Public Employees Retirement System

What Are Side Accounts?

When an employer makes a lump-sum payment to prepay part or all of its pension unfunded actuarial liability (UAL), the money is placed in a special account called a "side account." This account is attributed solely to the employer making the payment and is held separate from other employer reserves.

As of December 31, 2014, 144 employers have established side accounts.

Employer Type Number with Side Accounts
Independent locals (not a member of a pool) 5
State agencies (all, including OUS) 1
Pooled counties 8
Pooled cities 9
Pooled special districts 8
Community colleges 17
School districts 96


As of December 31, 2014, 34 employers have multiple side accounts: one city, one special district, two community colleges, and 30 school districts.

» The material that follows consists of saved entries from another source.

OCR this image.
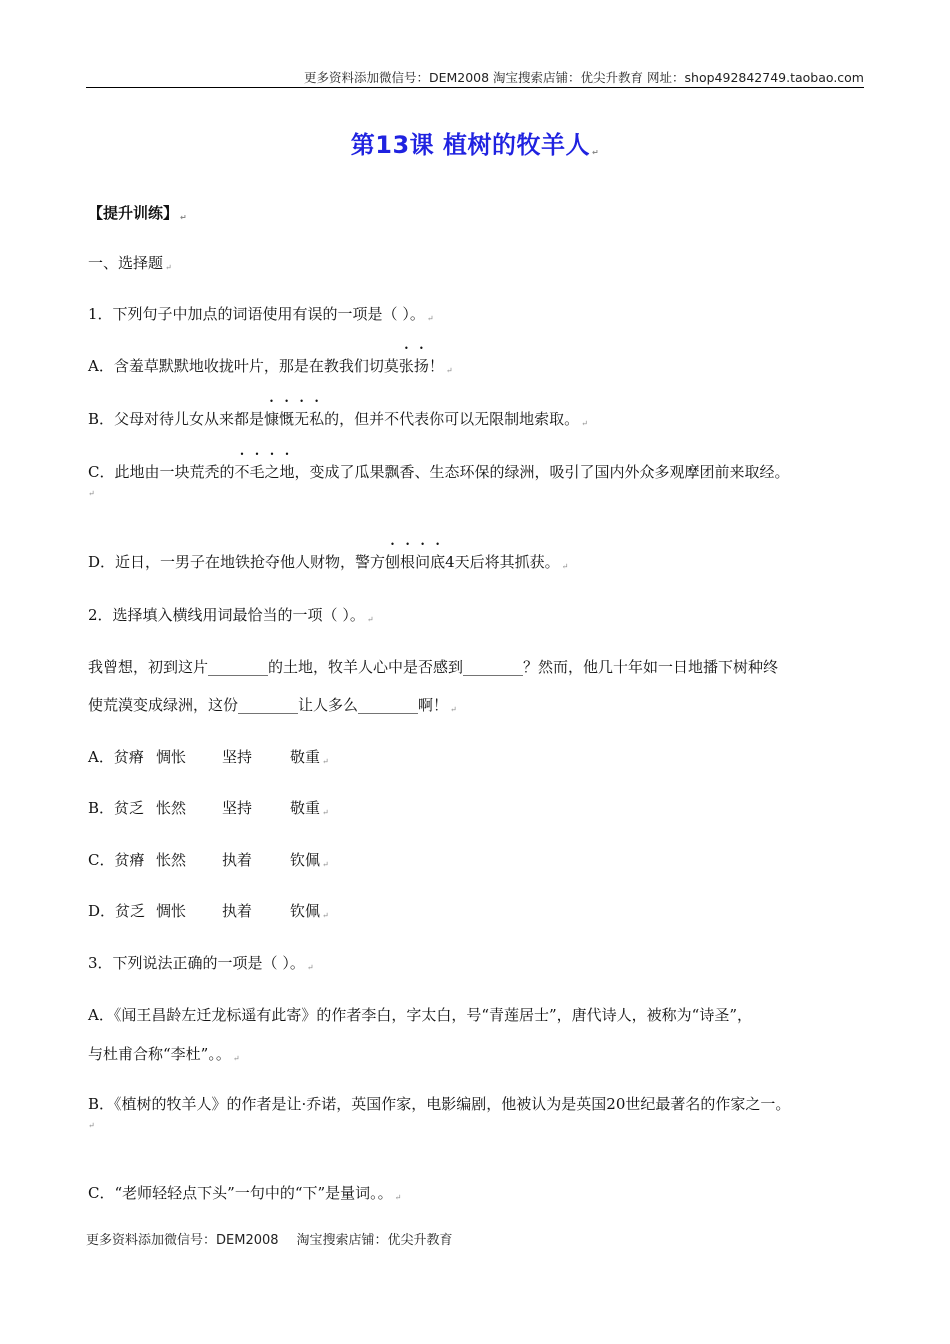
更多资料添加微信号：DEM2008 淘宝搜索店铺：优尖升教育 网址：shop492842749.taobao.com
第13课 植树的牧羊人 ↵
【提升训练】 ↵
一、选择题 ↵
1．下列句子中加点的词语使用有误的一项是（ ）。 ↵
A．含羞草默默地收拢叶片，那是在教我们切莫张扬！ ↵
B．父母对待儿女从来都是慷慨无私的，但并不代表你可以无限制地索取。 ↵
C．此地由一块荒秃的不毛之地，变成了瓜果飘香、生态环保的绿洲，吸引了国内外众多观摩团前来取经。
↵
D．近日，一男子在地铁抢夺他人财物，警方刨根问底4天后将其抓获。 ↵
2．选择填入横线用词最恰当的一项（ ）。 ↵
我曾想，初到这片________的土地，牧羊人心中是否感到________？然而，他几十年如一日地播下树种终
使荒漠变成绿洲，这份________让人多么________啊！ ↵
A．贫瘠 惆怅 坚持	敬重 ↵
B．贫乏 怅然 坚持	敬重 ↵
C．贫瘠 怅然 执着	钦佩 ↵
D．贫乏 惆怅 执着	钦佩 ↵
3．下列说法正确的一项是（ ）。 ↵
A．《闻王昌龄左迁龙标遥有此寄》的作者李白，字太白，号“青莲居士”，唐代诗人，被称为“诗圣”，
与杜甫合称“李杜”。。 ↵
B．《植树的牧羊人》的作者是让·乔诺，英国作家，电影编剧，他被认为是英国20世纪最著名的作家之一。
↵
C．“老师轻轻点下头”一句中的“下”是量词。。 ↵
更多资料添加微信号：DEM2008 淘宝搜索店铺：优尖升教育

As of December 31, 2014, side account assets totaled $5,924 million.

Side Accounts by Employer Type as of December 31, 2013
Employer Type Balance (millions)
Independent $96.4
State agencies $2,057.9
Pooled counties $66.7
Pooled cities $52.7
Pooled special districts $88.9
Community colleges $430.7
School districts $3,083.2


How Do Side Accounts Work?

Side accounts are generally amortized over the same time period as the employer's associated UAL, providing the employer with a reduction of its employer rate. The goal is for the side account to provide rate relief to the employer until the associated UAL is paid off. Side accounts are re-amortized every two years, taking into consideration how much of the side account has been used and what earnings have been credited. The rate offset from the side accounts is then adjusted based on the re-amortization.

Average Side Account Rate Offset 2005 - 2015
Rate Period Average Rate Offset
(Percentage of Payroll)
2005 - 2007 -4.54%
2007 - 2009 -6.71%
2009 - 2011 -7.20%
2011 - 2013 -5.11%
2013 - 2015 -5.26%
2015 - 2017 -6.38%


How Are Side Accounts Funded?

Most employers with side accounts issued pension obligation bonds (POBs) and provided the bond proceeds to PERS as a UAL lump-sum payment. A few employers funded their UAL lump-sum payments from other sources, such as savings from internal operations.

The State of Oregon issued $2.1 billion in POBs in 2003 to fund a side account. As of December 31, 2014, the state's side account balance was $2.1 billion, and the principal balance on the state's POBs was $1,835 million.

Historical Side Account and POB Balances 2004 - 2014
Calendar Year Side Accounts
Outstanding POBs (millions)
2004 $5,556 $5,516
2005 $6,667 $6,202
2006 $7,248 $6,164
2007 $7,658 $6,249
2008 $5,135 $6,187
2009 $5,490 $6,109
2010 $5,579 $5,999
2011 $5,225 $5,896
2012 $5,518 $5,814
2013 $5,924 $5,520
2014 $5,876 $5,519


What Earnings Do Side Accounts Receive?

Side accounts are invested in the PERS Fund and receive the Fund's actual earnings or losses. These earnings or losses are posted to side accounts at the end of each year.

Average Side Account Earnings 2004 - 2014
Calendar Year Average Earnings/Loss
2004 13.68%
2005 12.80%
2006 14.98%
2007 9.46%
2008 -26.75%
2009 18.47%
2010 12.13%
2011 2.15%
2012 14.09%
2013 15.59%
2014 7.39%


Why Pre-Pay UAL Contributions?

Pre-payment of UAL contributions is an alternative to the traditional funding option of paying off UAL obligations over time as a part of the employer's contribution rate. There are potential advantages to this, but there are also potential risks. The primary advantage is that the employer can borrow at a low interest rate and offset a UAL obligation that is accruing at a higher rate. This strategy can benefit the employer when the rate relief from the employer's side account exceeds the POB debt-service cost. However, if side account earnings are less than the interest rate being paid on the POBs, the employer may end up paying more in POB service costs than it receives in rate relief from its side account.